- Born: 1944 (age 81–82) New York City
- Education: The High School of Music & Art San Francisco State University Stanford University
- Known for: Public art
- Spouse: Deborah Ross

= Robbie Conal =

American guerrilla poster artist

Robert "Robbie" Conal (born 1944) is an American guerrilla poster artist noted for his gnarled, grotesque depictions of U.S. political figures of note. A former hippie, he is noted for distributing his poster art throughout a city overnight using his "volunteer guerrilla postering army".

==Overview==

Conal's parents were both union organizers, and he grew up in Manhattan. He "graduated" in arts from San Francisco State University in 1969, although he was two credits short of a degree. After living briefly in Canada he obtained a MFA from Stanford University in 1978, and moved to the Los Angeles area in 1984, where he currently resides. Conal is an adjunct professor of painting and drawing at the University of Southern California's Roski School of Fine Arts.

Conal's work has been featured in numerous publications, including Time, Newsweek, the New York Times, the Los Angeles Times, as well as CBS's CBS This Morning and Charlie Rose.

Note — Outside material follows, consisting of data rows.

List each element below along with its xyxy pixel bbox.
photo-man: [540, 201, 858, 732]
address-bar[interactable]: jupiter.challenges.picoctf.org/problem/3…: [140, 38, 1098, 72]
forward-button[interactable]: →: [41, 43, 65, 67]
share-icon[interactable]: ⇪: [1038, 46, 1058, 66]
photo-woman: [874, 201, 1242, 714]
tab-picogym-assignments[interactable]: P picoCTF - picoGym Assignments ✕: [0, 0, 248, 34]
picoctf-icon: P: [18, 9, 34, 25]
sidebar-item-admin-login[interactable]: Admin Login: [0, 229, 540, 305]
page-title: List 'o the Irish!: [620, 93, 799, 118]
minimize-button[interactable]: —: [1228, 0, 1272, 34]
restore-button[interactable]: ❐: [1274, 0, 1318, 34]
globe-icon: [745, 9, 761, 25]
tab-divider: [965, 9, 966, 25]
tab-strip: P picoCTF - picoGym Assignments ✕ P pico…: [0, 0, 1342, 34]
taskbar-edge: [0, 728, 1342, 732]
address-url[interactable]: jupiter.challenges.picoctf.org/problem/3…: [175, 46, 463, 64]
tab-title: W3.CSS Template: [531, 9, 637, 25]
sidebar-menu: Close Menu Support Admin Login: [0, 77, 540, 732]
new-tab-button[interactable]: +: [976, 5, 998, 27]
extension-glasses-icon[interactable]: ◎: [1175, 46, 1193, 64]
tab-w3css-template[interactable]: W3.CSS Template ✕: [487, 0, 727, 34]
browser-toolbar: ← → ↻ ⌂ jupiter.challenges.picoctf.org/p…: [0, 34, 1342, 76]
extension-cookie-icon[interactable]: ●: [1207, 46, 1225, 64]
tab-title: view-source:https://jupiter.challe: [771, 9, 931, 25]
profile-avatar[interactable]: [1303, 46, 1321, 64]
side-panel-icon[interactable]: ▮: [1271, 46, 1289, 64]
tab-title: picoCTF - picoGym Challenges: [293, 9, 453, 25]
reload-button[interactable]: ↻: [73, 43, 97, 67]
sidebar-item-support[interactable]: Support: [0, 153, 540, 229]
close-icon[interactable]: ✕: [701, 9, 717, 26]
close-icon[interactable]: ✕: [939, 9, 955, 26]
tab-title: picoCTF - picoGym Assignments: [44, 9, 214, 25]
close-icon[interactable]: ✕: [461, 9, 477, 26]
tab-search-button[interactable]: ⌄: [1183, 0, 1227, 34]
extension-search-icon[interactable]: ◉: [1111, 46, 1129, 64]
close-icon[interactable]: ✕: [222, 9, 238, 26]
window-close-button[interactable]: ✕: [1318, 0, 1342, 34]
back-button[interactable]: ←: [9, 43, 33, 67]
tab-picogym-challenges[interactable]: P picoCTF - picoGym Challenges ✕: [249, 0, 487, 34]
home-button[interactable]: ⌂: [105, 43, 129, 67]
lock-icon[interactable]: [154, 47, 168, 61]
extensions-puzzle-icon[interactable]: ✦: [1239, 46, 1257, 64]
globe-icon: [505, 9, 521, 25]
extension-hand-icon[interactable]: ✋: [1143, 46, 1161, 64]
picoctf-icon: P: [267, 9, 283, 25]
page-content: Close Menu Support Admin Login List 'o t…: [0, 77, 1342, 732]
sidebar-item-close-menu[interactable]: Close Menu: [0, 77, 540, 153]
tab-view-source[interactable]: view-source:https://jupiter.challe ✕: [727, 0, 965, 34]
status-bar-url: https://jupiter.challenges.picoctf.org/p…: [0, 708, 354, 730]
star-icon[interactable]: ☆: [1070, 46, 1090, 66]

He was the subject of the 1992 documentary Post No Bills directed by filmmaker Clay Walker. He has also written three books, including Art Attack: The Midnight Politics Of A Guerrilla Artist Artburn, a collection of his work published in the alternative newspaper L.A. Weekly, and, Not Your Typical Political Animal, with his wife, Deborah Ross. He has been awarded grants by the National Endowment for the Arts and the Getty Trust.